Ce mémoire est daté du 15 octobre 1810. Parrot y propose encore à l’empereur toute sorte de mesures à prendre ; notamment il l’engage à conférer la régence à l’impératrice, pendant qu’il sera éloigné de Saint-Pétersbourg. Mais ne suffit-il pas des fragmens que j’ai cités pour montrer combien fut sérieuse l’influence exercée par le professeur de Dorpat sur l’esprit d’Alexandre, et combien il y avait de réel génie politique chez cet obscur savant de province ?

Quinze mois plus tard, dans les derniers jours de 1811, Alexandre fit de nouveau appel aux conseils de son ami, il venait de chasser son ministre, le fameux Speranski. Celui-ci, ayant commis l’imprudence d’emporter chez lui certaines pièces officielles, avait été accusé par ses ennemis d’être de connivence avec Napoléon ; et le crédule Alexandre, non content de l’avoir chassé, était encore sur le point de le laisser condamner à mort. Il ne put s’y décider, pourtant, avant d’avoir consulté Parrot.

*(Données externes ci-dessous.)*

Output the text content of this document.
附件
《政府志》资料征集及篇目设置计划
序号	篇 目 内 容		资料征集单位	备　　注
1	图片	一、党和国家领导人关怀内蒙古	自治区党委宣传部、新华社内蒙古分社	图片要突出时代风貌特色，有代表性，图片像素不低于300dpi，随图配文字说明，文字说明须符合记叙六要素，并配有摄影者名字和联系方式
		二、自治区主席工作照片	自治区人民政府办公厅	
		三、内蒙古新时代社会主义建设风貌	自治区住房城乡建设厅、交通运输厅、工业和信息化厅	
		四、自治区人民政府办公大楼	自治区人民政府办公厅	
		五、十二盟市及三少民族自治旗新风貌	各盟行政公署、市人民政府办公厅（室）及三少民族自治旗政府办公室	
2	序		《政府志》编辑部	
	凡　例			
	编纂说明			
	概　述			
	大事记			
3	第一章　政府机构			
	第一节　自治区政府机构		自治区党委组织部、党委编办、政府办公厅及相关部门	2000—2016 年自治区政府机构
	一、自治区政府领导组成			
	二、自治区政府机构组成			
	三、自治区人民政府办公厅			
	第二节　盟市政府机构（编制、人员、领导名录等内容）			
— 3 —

La réponse de Parrot fut, comme on pouvait s’y attendre, un pressant appel à la clémence. « Ce que vous m’avez appris de Speranski, écrit-il au tsar, me l’a fait voir sous le jour le plus défavorable ; mais, franchement, êtes-vous dans la disposition d’esprit où il faudrait être pour mesurer la part de vérité et la part de calomnie de ces accusations que vous m’avez rapportées ? N’oubliez pas que Speranski est haï surtout à cause de vous, et pour la grande faveur que vous lui avez accordée. Personne, dans l’empire, ne devrait être au-dessus des ministres, excepté vous seul, l’empereur. Et ne croyez pas que je veuille prendre la défense de Speranski : je sais au contraire qu’il a toujours été jaloux de moi, et ce que vous-même m’avez dit autrefois de son caractère ne m’a jamais donné le moindre désir de m’approcher de lui. Mais vous seul pouvez le juger : et vous n’avez en ce moment ni le loisir ni le sang-froid nécessaires pour le bien juger. Contentez-vous donc de le bannir de Pétersbourg, et de le mettre hors d’état de correspondre avec l’ennemi. Il sera toujours temps de lui trouver des juges, la guerre finie. »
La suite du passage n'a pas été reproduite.